Rafael de Rueda fue el último cordobés que pintó el cartel de la Semana Santa de su ciudad y aquella vez no se anunció su nombre en otoño ni se hizo una foto con los demás pregoneros. En enero de 2016 se presentó la obra y él estaba como autor. Si se hubiera sabido que él trabajaba en el cartel de la Semana Santa de Córdoba, casi todo el mundo que lo conoce habría sido capaz de adivinar que iba a plasmar a María Santísima de la Caridad. Es la cofradía de su barrio y de su familia, y él mismo vio nacer a esa Dolorosa que agota los adjetivos en el taller de Miguel Ángel González Jurado, y tuvo la idea de que fuese para el Buen Suceso. Casi no podía ser otra y así fue: la pintó con el fondo del Cristo de los Faroles, por donde pasó tantos años. Juan Hidalgo del Moral tampoco tenía más opción creativa que sacar a su Virgen de las Angustias y los que encargasen el cartel a Ginés Liébana sospecharían que la protagonista sería Nuestra Señora de los Dolores.

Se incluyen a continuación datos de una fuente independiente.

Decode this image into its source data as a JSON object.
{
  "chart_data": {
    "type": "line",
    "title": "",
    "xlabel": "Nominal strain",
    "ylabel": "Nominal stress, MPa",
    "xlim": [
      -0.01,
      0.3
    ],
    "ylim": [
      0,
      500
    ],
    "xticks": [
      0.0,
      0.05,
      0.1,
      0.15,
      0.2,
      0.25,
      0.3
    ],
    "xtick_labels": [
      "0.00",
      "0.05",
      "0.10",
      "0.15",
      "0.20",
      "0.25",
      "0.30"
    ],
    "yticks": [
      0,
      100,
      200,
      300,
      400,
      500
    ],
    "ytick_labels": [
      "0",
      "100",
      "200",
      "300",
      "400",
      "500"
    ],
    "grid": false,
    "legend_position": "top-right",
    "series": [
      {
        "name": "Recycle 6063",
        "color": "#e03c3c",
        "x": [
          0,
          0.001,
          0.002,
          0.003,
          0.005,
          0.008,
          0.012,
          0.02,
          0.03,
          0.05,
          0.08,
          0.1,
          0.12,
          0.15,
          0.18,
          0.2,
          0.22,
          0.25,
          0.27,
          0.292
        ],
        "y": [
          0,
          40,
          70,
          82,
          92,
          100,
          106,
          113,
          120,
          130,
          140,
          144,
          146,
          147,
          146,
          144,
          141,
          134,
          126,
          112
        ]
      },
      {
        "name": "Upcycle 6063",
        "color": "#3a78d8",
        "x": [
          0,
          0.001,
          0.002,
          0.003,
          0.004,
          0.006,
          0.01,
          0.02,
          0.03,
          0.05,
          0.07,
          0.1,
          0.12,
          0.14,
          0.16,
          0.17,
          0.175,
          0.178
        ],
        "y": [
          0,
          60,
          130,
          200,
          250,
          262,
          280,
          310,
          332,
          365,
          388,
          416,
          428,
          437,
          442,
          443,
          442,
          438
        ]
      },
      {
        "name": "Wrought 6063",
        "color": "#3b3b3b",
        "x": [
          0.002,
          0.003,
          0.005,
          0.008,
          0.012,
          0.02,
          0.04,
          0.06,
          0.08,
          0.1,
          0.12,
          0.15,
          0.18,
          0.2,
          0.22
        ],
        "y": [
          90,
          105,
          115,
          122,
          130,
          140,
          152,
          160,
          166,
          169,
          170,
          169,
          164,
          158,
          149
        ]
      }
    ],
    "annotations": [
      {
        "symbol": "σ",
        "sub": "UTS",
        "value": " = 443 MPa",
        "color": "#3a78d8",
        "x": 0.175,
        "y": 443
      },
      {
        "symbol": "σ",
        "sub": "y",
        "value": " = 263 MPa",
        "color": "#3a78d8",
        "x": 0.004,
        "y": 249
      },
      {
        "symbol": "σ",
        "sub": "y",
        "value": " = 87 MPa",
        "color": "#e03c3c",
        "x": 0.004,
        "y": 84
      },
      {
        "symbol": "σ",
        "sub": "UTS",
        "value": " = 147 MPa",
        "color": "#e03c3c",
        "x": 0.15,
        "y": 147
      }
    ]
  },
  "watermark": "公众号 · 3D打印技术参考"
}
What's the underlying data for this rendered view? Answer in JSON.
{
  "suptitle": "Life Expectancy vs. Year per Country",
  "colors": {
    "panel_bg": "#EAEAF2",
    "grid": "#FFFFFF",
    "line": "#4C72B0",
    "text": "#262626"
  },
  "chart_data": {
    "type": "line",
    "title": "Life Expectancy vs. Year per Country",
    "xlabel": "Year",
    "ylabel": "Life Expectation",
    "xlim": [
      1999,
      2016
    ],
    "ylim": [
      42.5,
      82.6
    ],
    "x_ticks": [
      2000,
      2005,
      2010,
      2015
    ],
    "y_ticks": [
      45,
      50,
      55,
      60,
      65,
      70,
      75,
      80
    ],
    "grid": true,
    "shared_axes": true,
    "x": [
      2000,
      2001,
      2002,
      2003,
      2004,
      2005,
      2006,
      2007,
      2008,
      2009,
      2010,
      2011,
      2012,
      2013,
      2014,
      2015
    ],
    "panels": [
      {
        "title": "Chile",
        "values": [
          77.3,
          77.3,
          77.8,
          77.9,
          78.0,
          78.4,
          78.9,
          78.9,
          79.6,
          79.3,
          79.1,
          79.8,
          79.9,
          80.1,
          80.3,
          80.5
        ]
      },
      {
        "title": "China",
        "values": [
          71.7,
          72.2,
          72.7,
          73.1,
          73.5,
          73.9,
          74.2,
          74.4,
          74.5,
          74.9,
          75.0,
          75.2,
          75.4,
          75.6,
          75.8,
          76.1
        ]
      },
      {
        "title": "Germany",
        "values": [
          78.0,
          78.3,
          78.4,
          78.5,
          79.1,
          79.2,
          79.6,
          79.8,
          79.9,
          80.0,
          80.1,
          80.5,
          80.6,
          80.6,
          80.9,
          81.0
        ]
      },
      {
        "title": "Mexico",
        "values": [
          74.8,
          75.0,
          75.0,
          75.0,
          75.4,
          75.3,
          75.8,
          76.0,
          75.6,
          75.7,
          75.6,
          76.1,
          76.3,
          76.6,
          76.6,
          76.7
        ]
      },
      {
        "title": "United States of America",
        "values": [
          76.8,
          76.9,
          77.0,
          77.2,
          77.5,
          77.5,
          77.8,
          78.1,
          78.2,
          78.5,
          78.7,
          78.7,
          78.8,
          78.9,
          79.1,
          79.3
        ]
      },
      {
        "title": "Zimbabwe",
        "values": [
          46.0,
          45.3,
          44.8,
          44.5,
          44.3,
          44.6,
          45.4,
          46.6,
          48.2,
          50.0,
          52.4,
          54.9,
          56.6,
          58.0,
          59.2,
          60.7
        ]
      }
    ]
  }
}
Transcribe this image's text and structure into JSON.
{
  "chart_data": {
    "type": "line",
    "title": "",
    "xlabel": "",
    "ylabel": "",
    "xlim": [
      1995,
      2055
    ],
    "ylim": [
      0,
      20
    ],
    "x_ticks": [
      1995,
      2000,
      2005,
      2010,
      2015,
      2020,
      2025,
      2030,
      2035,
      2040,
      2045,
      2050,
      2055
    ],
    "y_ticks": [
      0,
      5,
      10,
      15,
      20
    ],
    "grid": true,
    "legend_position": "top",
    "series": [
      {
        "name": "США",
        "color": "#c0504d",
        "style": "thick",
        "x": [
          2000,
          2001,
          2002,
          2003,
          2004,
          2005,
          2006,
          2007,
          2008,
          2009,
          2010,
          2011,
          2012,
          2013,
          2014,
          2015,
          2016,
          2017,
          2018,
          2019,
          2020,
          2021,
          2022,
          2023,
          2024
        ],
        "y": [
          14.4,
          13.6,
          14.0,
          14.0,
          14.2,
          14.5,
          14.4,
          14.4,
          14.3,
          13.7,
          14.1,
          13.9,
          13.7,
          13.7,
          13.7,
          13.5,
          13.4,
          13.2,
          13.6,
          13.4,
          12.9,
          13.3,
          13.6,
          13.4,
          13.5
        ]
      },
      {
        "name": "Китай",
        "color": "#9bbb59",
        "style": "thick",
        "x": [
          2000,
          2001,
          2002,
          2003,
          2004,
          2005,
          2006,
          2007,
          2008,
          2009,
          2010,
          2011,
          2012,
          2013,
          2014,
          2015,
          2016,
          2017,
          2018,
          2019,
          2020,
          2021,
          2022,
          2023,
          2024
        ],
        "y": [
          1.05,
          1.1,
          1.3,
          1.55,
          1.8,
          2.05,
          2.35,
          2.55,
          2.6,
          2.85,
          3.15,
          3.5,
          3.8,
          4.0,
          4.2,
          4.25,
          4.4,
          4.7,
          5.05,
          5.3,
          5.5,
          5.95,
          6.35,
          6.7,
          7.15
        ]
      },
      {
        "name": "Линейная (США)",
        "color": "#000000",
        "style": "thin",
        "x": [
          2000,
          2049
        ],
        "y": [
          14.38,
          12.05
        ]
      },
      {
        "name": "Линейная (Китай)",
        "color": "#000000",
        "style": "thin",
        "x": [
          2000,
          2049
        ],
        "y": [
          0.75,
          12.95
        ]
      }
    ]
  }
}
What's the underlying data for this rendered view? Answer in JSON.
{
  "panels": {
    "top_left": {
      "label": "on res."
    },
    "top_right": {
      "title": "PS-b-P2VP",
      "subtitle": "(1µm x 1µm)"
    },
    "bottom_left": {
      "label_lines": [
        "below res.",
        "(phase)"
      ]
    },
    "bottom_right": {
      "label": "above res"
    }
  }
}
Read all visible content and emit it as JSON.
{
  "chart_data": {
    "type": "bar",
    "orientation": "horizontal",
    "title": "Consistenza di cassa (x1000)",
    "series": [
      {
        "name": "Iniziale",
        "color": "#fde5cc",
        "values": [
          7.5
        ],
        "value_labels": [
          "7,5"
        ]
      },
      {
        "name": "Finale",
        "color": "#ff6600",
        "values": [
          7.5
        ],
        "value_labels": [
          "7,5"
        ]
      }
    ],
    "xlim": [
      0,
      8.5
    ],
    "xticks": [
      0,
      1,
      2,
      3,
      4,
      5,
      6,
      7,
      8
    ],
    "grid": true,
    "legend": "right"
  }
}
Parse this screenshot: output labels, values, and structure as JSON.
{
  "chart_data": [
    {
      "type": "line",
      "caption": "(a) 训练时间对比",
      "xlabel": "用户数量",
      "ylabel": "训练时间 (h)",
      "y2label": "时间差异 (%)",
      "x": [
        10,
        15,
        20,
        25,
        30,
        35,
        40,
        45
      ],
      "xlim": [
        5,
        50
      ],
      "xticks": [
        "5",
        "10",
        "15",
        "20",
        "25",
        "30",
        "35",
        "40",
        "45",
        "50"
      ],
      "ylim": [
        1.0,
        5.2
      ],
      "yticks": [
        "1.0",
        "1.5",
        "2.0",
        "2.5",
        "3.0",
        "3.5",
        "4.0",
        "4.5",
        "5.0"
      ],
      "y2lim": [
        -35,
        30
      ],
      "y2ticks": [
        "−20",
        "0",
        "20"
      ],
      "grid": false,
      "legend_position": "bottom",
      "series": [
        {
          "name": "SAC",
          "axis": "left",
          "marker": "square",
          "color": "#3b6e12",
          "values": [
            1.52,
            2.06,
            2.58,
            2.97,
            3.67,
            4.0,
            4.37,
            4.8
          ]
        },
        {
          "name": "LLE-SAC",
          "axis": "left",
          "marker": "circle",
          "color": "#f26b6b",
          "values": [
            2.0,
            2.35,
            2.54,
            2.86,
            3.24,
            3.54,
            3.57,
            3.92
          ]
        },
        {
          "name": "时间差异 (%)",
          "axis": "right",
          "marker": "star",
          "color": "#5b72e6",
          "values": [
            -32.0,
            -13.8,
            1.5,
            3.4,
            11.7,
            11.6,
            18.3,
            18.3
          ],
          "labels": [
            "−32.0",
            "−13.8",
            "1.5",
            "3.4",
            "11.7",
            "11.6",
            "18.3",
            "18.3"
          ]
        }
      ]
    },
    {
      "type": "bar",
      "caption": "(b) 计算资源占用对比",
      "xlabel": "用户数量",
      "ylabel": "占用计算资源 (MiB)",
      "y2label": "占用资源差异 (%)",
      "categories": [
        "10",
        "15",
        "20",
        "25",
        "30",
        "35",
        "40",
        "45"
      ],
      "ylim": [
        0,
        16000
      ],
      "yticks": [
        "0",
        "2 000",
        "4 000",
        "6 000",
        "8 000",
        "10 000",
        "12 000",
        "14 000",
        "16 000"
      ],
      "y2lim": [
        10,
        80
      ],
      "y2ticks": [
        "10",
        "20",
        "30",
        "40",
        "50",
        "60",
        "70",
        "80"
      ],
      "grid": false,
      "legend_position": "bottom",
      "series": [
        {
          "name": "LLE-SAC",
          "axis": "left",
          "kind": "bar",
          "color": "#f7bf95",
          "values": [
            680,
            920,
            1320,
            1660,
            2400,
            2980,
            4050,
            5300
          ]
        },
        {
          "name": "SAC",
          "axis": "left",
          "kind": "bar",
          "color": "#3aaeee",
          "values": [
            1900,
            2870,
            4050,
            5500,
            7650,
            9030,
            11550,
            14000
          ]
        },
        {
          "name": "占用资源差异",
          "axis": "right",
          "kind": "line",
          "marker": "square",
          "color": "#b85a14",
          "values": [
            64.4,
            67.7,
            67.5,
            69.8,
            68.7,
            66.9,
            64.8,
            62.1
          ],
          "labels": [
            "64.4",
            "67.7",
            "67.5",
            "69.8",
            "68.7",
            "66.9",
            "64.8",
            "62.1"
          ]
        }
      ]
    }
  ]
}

El artista, si lo es, plasma menos la realidad que la forma en que él la mira, y al invitar a los pintores a anunciar la Semana Santa de alguna forma se les pide que sean pregoneros sinceros: para que suene auténtico, tienen que contar la fiesta tal y como la viven o como la recuerdan, con las tripas en la mano. Las dotes de cada uno con los pinceles y su pericia para manejar ciertas claves se unirían con la sinceridad para conseguir el impacto.
Rafa Rueda, Juan Hidalgo y Ginés Liébana, y también Valentín Moyano con la fotografía de su Cristo de las Penas en el interior de la Catedral, tenían en común no el ser cordobeses, sino la capacidad de poder contar de primera mano la Semana Santa de Córdoba por haberla aprendido en su aire y en sus calles, a veces de niños y otras veces con la eterna juventud de los adultos en esos días que ahora están prohibidos. Los que los conocieran podían adivinar qué imagenes iban a salir, pero no el enfoque ni la forma en que aparecerían, que ahí estaba ya el genio creador. Estos artistas cordobeses no habían visto a las imágenes por fotografías, sino que las llevaban en la sangre, pero la sangre era propia y se movía por las venas y las arterias según su corazón.
En esta época de los carteles se ha hecho una industria con calidad indudable y también con el don de cierto moderno comercio para viajar de un sitio a otro. Antes para probar un plato típico había que viajar y hoy un par de teclas lo llevan a casa y por unos pocos euros más se personaliza a gusto del que paga. Se customiza. A cualquiera le gusta probar un buen queso de Cabrales sin tener que viajar a Asturias, aunque eso siempre sea un placer.
De vez en cuando la customización toca teclas tan altas que emociona a quien lo recibe, como aquella Córdoba silenciosa y poética que Fernando Vaquero recreó a los pies de la Virgen de las Tristezas entre Cántico y Julio Romero de Torres. Otras veces alguien cae en la cuenta de que el vino, el queso y las chacinas siempre saben mejor en su tierra y quizá no haga falta tanto viaje cuando la denominación de origen más cercana lo hace más auténtico y más cercano a este aire, aunque parezca que por Amazon mola más.